ABSTRACT
Convolutional neural networks (CNNs) have achieved very high object categorization performance recently. It has increasingly become a common practice in human fMRI research to regard CNNs as working model of the human visual system. Here we reevaluate this approach by comparing fMRI responses from the human brain in three experiments with those from 14 different CNNs. Our visual stimuli included original and filtered versions of real-world object images and images of artificial objects. Replicating previous findings, we found a brain-CNN correspondence in a number of CNNs with lower and higher levels of visual representations in the human brain better resembling those of lower and higher CNN layers, respectively. Moreover, the lower layers of some CNNs could fully capture the representational structure of human early visual areas for both the original and filtered real-world object images. Despite these successes, no CNN examined could fully capture the representational structure of higher human visual processing areas. They also failed to capture that of artificial object images in all levels of visual processing. The latter is particularly troublesome, as decades of vision research has demonstrated that the same algorithms used in the processing of natural images would support the processing of artificial visual stimuli in the primate brain. Similar results were obtained when a CNN was trained with stylized object images that emphasized shape representation. CNNs likely represent visual information in fundamentally different ways from the human brain. Current CNNs thus may not serve as sound working models of the human visual system.

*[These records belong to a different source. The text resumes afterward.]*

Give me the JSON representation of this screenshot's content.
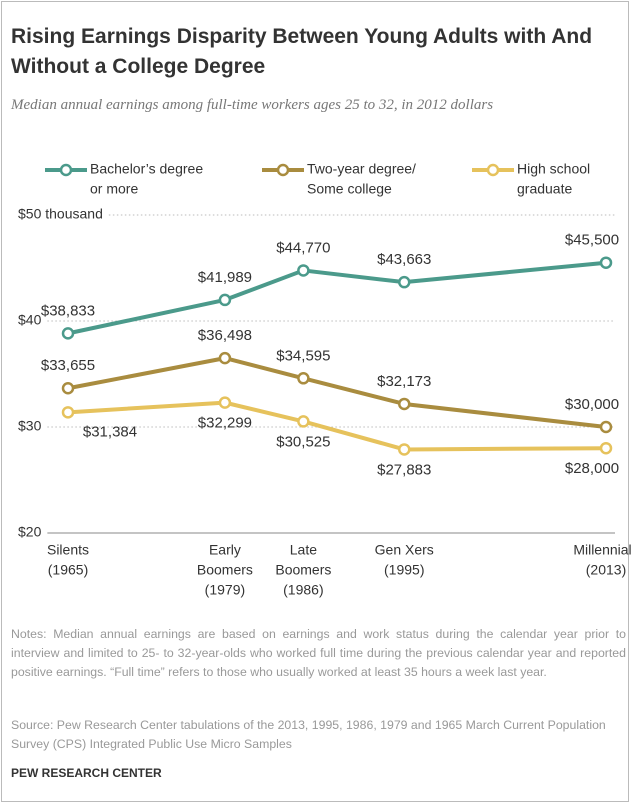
{
  "chart_data": {
    "type": "line",
    "title": "Rising Earnings Disparity Between Young Adults with And Without a College Degree",
    "subtitle": "Median annual earnings among full-time workers ages 25 to 32, in 2012 dollars",
    "x": [
      1965,
      1979,
      1986,
      1995,
      2013
    ],
    "categories": [
      [
        "Silents",
        "(1965)"
      ],
      [
        "Early",
        "Boomers",
        "(1979)"
      ],
      [
        "Late",
        "Boomers",
        "(1986)"
      ],
      [
        "Gen Xers",
        "(1995)"
      ],
      [
        "Millennials",
        "(2013)"
      ]
    ],
    "xlim": [
      1965,
      2013
    ],
    "ylim": [
      20,
      50
    ],
    "yticks": [
      {
        "value": 50,
        "label": "$50 thousand"
      },
      {
        "value": 40,
        "label": "$40"
      },
      {
        "value": 30,
        "label": "$30"
      },
      {
        "value": 20,
        "label": "$20"
      }
    ],
    "grid": true,
    "series": [
      {
        "name": [
          "Bachelor’s degree",
          "or more"
        ],
        "color": "#4b9a8b",
        "values": [
          38.833,
          41.989,
          44.77,
          43.663,
          45.5
        ],
        "value_labels": [
          "$38,833",
          "$41,989",
          "$44,770",
          "$43,663",
          "$45,500"
        ]
      },
      {
        "name": [
          "Two-year degree/",
          "Some college"
        ],
        "color": "#a98c3f",
        "values": [
          33.655,
          36.498,
          34.595,
          32.173,
          30.0
        ],
        "value_labels": [
          "$33,655",
          "$36,498",
          "$34,595",
          "$32,173",
          "$30,000"
        ]
      },
      {
        "name": [
          "High school",
          "graduate"
        ],
        "color": "#e6c25c",
        "values": [
          31.384,
          32.299,
          30.525,
          27.883,
          28.0
        ],
        "value_labels": [
          "$31,384",
          "$32,299",
          "$30,525",
          "$27,883",
          "$28,000"
        ]
      }
    ],
    "notes": "Notes: Median annual earnings are based on earnings and work status during the calendar year prior to interview and limited to 25- to 32-year-olds who worked full time during the previous calendar year and reported positive earnings. “Full time” refers to those who usually worked at least 35 hours a week last year.",
    "source": "Source: Pew Research Center tabulations of the 2013, 1995, 1986, 1979 and 1965 March Current Population Survey (CPS) Integrated Public Use Micro Samples",
    "footer": "PEW RESEARCH CENTER"
  }
}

Significance Statement Recent CNNs have achieved very high object categorization performance, with some even exceeding human performance. It has become common practice in recent neuroscience research to regard CNNs as working models of the human visual system. Here we evaluate this approach by comparing fMRI responses from the human brain with those from 14 different CNNs. Despite CNNs’ ability to successfully perform visual object categorization like the human visual system, they appear to represent visual information in fundamentally different ways from the human brain. Current CNNs thus may not serve as sound working models of the human visual system. Given the current dominating trend of incorporating CNN modeling in visual neuroscience research, our results question the validity of such an approach.